Writer's picture: Scott FegleyScott Fegley


Is it any easier when you have time to say goodbye? Lately, I have been at the bedside of my sweetheart's mother, a woman I have known only a short time; yet, she opened her heart to me and I to her. As I sit there holding her hand, it often takes me back unwillingly to the last several weeks I spent with my father as he succumbed to Parkinson's Disease. Bearing witness to his gaunt features and labored breathing day after day was like a knife twisting in my stomach. I began reading to him just to have something to focus on other than his condition and marveled at how my sister and others, mostly women, could talk to him as if he was actively taking part in their conversation.

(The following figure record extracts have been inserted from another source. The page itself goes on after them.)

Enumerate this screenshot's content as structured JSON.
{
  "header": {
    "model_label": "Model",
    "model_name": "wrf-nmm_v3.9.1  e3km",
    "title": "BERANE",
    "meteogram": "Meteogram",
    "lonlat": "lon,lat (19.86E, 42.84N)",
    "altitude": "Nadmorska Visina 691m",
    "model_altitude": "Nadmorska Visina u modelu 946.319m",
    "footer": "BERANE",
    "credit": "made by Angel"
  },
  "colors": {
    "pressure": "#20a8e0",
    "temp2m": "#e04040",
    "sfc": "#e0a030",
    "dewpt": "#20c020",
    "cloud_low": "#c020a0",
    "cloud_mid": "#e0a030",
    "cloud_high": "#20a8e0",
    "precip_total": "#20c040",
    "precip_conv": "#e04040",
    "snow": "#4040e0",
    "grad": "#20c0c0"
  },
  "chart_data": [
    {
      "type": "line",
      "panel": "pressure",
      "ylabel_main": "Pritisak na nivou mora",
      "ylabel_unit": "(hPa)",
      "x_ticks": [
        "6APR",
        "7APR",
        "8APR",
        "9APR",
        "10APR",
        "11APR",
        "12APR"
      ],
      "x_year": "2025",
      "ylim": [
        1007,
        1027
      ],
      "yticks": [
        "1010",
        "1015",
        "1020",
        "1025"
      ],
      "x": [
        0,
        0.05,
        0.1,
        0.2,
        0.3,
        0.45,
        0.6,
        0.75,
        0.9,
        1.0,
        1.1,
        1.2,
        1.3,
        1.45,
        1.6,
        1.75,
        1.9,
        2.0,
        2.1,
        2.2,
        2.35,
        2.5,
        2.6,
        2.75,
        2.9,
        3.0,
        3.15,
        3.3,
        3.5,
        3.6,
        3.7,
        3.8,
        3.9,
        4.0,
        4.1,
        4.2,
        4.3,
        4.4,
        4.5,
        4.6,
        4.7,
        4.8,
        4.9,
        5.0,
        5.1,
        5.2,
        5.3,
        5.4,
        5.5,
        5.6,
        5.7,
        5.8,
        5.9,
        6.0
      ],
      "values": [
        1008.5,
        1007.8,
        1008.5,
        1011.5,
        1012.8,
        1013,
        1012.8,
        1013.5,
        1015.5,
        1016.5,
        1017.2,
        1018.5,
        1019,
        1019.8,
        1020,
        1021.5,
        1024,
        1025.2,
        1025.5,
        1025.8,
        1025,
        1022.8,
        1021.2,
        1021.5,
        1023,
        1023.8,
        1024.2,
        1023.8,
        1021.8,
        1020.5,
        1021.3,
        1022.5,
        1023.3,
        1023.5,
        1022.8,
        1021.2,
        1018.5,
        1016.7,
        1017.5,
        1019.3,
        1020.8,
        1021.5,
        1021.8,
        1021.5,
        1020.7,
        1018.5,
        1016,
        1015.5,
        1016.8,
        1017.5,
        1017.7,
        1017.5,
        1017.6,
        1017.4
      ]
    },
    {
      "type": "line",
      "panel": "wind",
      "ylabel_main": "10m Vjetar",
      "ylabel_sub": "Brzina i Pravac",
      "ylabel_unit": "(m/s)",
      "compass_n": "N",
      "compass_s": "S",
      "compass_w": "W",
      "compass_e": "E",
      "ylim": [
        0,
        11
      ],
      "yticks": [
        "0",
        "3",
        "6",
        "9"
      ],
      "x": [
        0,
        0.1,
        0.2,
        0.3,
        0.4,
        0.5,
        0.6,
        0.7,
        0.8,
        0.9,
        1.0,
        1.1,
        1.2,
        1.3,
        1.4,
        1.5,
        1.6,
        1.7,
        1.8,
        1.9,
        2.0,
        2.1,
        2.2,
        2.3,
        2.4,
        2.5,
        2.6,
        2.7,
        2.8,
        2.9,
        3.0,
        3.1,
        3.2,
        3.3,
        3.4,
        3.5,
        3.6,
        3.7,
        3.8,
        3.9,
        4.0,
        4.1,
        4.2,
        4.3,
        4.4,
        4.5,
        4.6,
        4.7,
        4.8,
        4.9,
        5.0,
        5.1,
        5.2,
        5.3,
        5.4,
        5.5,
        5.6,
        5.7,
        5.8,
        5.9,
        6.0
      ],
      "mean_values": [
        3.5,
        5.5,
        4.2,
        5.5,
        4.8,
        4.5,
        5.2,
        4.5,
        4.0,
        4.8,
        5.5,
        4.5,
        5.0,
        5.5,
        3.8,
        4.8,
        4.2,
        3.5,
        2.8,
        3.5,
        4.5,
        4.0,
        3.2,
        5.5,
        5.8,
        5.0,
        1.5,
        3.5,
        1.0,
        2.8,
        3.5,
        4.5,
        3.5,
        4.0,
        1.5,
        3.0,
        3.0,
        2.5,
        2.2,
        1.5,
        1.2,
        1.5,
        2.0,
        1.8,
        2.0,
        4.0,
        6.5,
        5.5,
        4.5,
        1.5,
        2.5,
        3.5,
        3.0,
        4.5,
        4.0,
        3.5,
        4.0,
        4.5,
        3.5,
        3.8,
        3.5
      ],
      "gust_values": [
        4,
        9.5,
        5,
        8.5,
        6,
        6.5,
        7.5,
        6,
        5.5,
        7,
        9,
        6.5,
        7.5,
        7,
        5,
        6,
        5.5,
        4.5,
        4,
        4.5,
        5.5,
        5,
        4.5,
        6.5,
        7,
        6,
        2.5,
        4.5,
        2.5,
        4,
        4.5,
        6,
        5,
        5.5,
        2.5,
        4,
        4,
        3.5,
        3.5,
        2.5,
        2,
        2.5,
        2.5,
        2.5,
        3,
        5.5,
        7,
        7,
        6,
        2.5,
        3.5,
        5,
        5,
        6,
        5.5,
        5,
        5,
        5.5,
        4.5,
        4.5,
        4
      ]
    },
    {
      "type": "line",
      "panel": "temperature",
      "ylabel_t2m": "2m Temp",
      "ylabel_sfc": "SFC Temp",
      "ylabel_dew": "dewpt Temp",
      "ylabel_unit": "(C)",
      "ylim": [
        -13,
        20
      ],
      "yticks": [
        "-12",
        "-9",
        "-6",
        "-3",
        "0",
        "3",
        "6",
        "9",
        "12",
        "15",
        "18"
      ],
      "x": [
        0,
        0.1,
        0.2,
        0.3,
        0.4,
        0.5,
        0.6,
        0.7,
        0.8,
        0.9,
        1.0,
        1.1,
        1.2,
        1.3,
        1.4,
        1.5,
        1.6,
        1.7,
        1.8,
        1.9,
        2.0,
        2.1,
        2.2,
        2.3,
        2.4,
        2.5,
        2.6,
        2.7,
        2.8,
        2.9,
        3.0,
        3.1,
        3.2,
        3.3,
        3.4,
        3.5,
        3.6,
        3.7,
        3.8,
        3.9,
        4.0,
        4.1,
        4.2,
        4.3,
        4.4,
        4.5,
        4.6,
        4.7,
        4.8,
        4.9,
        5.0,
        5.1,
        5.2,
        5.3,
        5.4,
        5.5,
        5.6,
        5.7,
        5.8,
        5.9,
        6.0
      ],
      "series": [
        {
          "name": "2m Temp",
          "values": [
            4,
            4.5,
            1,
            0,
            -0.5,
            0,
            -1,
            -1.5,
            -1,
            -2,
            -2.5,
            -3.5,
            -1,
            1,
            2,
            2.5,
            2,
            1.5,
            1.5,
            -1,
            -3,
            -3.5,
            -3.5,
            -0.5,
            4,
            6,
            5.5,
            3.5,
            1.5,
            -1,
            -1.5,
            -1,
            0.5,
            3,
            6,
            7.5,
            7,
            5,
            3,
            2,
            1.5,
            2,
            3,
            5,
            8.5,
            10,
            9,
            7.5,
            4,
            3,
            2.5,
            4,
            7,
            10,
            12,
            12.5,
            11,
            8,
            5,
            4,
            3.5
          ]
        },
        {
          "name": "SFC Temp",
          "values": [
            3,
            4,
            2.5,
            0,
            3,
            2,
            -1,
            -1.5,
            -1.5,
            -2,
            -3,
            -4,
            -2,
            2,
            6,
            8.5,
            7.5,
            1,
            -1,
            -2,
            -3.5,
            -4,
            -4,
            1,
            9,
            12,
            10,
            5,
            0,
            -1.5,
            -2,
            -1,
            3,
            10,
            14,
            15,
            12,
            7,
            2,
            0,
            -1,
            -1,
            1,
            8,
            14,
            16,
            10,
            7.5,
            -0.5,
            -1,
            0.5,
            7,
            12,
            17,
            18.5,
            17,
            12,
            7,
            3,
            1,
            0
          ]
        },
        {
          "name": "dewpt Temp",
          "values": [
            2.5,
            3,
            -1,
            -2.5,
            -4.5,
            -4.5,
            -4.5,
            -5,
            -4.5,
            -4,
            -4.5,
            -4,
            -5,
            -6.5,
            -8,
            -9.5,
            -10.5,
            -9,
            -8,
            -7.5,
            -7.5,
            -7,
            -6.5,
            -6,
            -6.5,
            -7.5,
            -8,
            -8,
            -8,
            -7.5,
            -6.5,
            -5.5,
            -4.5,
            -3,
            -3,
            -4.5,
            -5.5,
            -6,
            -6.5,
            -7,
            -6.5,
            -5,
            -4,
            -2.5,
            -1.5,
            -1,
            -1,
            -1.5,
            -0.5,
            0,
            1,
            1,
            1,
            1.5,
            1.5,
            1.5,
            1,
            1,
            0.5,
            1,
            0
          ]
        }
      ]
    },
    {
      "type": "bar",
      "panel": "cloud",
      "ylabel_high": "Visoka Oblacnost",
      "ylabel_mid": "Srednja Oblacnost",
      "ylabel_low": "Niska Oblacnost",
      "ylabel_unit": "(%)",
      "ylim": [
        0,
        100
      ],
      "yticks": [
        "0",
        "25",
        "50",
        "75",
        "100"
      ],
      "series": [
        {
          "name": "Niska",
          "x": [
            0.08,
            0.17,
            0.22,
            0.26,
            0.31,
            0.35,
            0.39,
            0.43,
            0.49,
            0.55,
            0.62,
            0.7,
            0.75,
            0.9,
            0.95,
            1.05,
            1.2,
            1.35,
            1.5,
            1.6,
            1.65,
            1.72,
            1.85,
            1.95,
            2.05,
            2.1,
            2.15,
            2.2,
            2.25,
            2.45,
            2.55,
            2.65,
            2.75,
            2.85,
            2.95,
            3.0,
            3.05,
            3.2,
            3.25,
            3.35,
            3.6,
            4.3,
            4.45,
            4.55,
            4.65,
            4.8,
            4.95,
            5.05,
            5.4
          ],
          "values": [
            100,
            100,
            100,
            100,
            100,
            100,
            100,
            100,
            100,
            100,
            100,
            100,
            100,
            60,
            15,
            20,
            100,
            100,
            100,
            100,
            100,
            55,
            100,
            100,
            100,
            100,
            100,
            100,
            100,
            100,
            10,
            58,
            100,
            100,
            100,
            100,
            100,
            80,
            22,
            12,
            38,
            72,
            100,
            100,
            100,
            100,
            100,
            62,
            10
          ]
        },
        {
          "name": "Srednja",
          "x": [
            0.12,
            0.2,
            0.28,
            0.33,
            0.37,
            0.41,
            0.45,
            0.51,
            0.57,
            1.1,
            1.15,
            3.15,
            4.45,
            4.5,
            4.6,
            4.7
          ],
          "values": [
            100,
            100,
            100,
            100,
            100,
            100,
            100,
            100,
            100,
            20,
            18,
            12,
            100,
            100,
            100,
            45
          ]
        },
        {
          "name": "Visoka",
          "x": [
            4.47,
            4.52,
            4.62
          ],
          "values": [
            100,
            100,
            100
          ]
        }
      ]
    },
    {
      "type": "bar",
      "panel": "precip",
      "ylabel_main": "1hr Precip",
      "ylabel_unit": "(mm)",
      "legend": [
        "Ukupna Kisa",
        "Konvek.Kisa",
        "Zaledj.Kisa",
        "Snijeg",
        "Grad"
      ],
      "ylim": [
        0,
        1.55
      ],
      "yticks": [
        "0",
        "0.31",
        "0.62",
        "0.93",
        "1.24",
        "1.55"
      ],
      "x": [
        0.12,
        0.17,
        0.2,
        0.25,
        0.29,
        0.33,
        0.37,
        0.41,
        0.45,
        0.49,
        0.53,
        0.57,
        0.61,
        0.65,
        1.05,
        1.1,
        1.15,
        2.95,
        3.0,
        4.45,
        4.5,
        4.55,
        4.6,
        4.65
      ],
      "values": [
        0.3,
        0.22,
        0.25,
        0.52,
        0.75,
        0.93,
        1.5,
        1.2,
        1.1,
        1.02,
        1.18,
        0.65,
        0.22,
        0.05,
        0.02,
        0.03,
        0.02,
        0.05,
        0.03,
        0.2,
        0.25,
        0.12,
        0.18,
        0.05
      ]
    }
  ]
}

When my wife passed suddenly and I sat at her bedside holding her hand, she was simply asleep. I never had the chance to say anything. And my mind was already racing ahead to what had to be done for our daughters.


My sweetheart also dotes over her mother. She cleans her, holds her, and carries on a conversation with her as if they were at the kitchen table having coffee. And then she comes over and comforts me because she knows of the grief I still carry. How foolish I feel for not being able to master my own emotions, but I know my strengths and being a caregiver to a dying person is not one of them.


Lord, give me the strength, then, that I do not have, to hold a hand and see the soul, not the decayed body it lingers in, and to be open and willing to absorb the grief of others even though I still carry my own. For those who mourn, let me be the comfort you send them. Amen.